The namsadang, however, were also associated with shamanistic practices. Very occasionally one can still meet them performing kosa (告祀) and other religious ceremonies in the Korean countryside, were the boys have a specific role in the dancing. The connection of shamanism with homosexuality is a little obscure. Transvestitism is a common and well attested practice for shamans of both sexes, although in the recent periods transvestitism among Korean adult male shamans does not seem to have been normal. Homosexuality among the shamans of Siberia is attested by various writers8),


7) Op. cit. page 102.

8) Cf Ch’oe Namsŏn (崔南善) Salman Kyodapki (薩滿敎剳記) in Kyemyŏng (啓明) No. 19, Seoul, 1927.


[page60]

but modern Korean shamanism has diverged in many respects from the forms found in the more primitive cultures of north-east Asia, and it would be rash, without further evidence, to suggest too close a relation between shamanism and homosexuality in this country.

The namsadang itself is not a very clearly defined institution. It shades off into the allied groups of begging monks on the one hand and into the village farmers’ bands on the other. I do not know of any really adequate study of this aspect of Yi dynasty society. I know of one case where the village band maintained a midong chosen for his good looks, who was not expected to work, but to dress prettily and entertain the labourers. He had reached the age of twenty and still held this position, which was beginning to be thought of as undesirable by other people. There was no clear imputation of paederasty, but a strong sense of inversion setting in.

This then is the Korean background on the subject. It is strikingly different from the luxurious literary and theatrical homosexual tradition in China, and even more so from the glamorized and pseudo-chivalrous homosexual code of late mediaeval Japan, with its manuals and novelettes.

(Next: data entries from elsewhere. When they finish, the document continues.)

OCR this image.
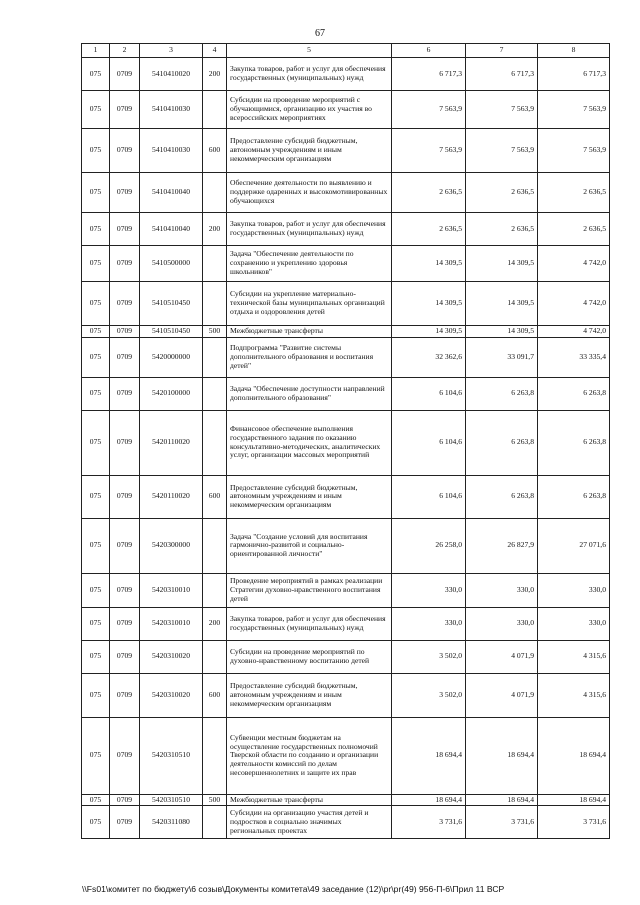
67
1	2	3	4	5	6	7	8
075	0709	5410410020	200	Закупка товаров, работ и услуг для обеспечения государственных (муниципальных) нужд	6 717,3	6 717,3	6 717,3
075	0709	5410410030		Субсидии на проведение мероприятий с обучающимися, организацию их участия во всероссийских мероприятиях	7 563,9	7 563,9	7 563,9
075	0709	5410410030	600	Предоставление субсидий бюджетным, автономным учреждениям и иным некоммерческим организациям	7 563,9	7 563,9	7 563,9
075	0709	5410410040		Обеспечение деятельности по выявлению и поддержке одаренных и высокомотивированных обучающихся	2 636,5	2 636,5	2 636,5
075	0709	5410410040	200	Закупка товаров, работ и услуг для обеспечения государственных (муниципальных) нужд	2 636,5	2 636,5	2 636,5
075	0709	5410500000		Задача "Обеспечение деятельности по сохранению и укреплению здоровья школьников"	14 309,5	14 309,5	4 742,0
075	0709	5410510450		Субсидии на укрепление материально-технической базы муниципальных организаций отдыха и оздоровления детей	14 309,5	14 309,5	4 742,0
075	0709	5410510450	500	Межбюджетные трансферты	14 309,5	14 309,5	4 742,0
075	0709	5420000000		Подпрограмма "Развитие системы дополнительного образования и воспитания детей"	32 362,6	33 091,7	33 335,4
075	0709	5420100000		Задача "Обеспечение доступности направлений дополнительного образования"	6 104,6	6 263,8	6 263,8
075	0709	5420110020		Финансовое обеспечение выполнения государственного задания по оказанию консультативно-методических, аналитических услуг, организации массовых мероприятий	6 104,6	6 263,8	6 263,8
075	0709	5420110020	600	Предоставление субсидий бюджетным, автономным учреждениям и иным некоммерческим организациям	6 104,6	6 263,8	6 263,8
075	0709	5420300000		Задача "Создание условий для воспитания гармонично-развитой и социально-ориентированной личности"	26 258,0	26 827,9	27 071,6
075	0709	5420310010		Проведение мероприятий в рамках реализации Стратегии духовно-нравственного воспитания детей	330,0	330,0	330,0
075	0709	5420310010	200	Закупка товаров, работ и услуг для обеспечения государственных (муниципальных) нужд	330,0	330,0	330,0
075	0709	5420310020		Субсидии на проведение мероприятий по духовно-нравственному воспитанию детей	3 502,0	4 071,9	4 315,6
075	0709	5420310020	600	Предоставление субсидий бюджетным, автономным учреждениям и иным некоммерческим организациям	3 502,0	4 071,9	4 315,6
075	0709	5420310510		Субвенции местным бюджетам на осуществление государственных полномочий Тверской области по созданию и организации деятельности комиссий по делам несовершеннолетних и защите их прав	18 694,4	18 694,4	18 694,4
075	0709	5420310510	500	Межбюджетные трансферты	18 694,4	18 694,4	18 694,4
075	0709	5420311080		Субсидии на организацию участия детей и подростков в социально значимых региональных проектах	3 731,6	3 731,6	3 731,6
\\Fs01\комитет по бюджету\6 созыв\Документы комитета\49 заседание (12)\pr\pr(49) 956-П-6\Прил 11 ВСР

It is a matter belonging to a lower stratum of Korean life, with possible primitive religious connections, though they are now exceedingly dim ones. And against that background we must consider Ayukai’s9) suggestion that the hwarang of Silla may have been a homosexual cult.

The chief bases for the contention are the constantly stressed prettiness of the boys, their gay clothes and cosmetics, the extreme of affection displayed in such a story as that of Sadaham1) and the foundation myth about the women, especially if the latter is taken in conjunction with the theory that the hwarang cult was inspired by an ancient shamanistic cult.
9) Op. cit. page 36.

1) See above page 32. Cf. also Siro, above page 39 and An Sang, page 41.


[page61]

Mishina has shown that none of the arguments are conclusive. Even the story of the Miruk hwarang,2) though it has romantic tones in it, is not necessarily any more homosexual than the poems of St John of the Cross. On the other hand in any organization of young men inversion is bound to appear to some degree. To assert that the hwarang never practised it would temerarious in the extreme. Yet it cannot be proved that it ever occurred at all.

The evidence that after Silla times the people who carried on the name of hwarang of ten indulged in homosexuality is another matter. I have said enough to show that among them if anywhere could such activity be found in Korea a couple or more generations ago. It does not by any means mean that the habit was handed down with the name. There were many other ways also in which the hwarangi of the Yi dynasty differed from the hwarang of Silla.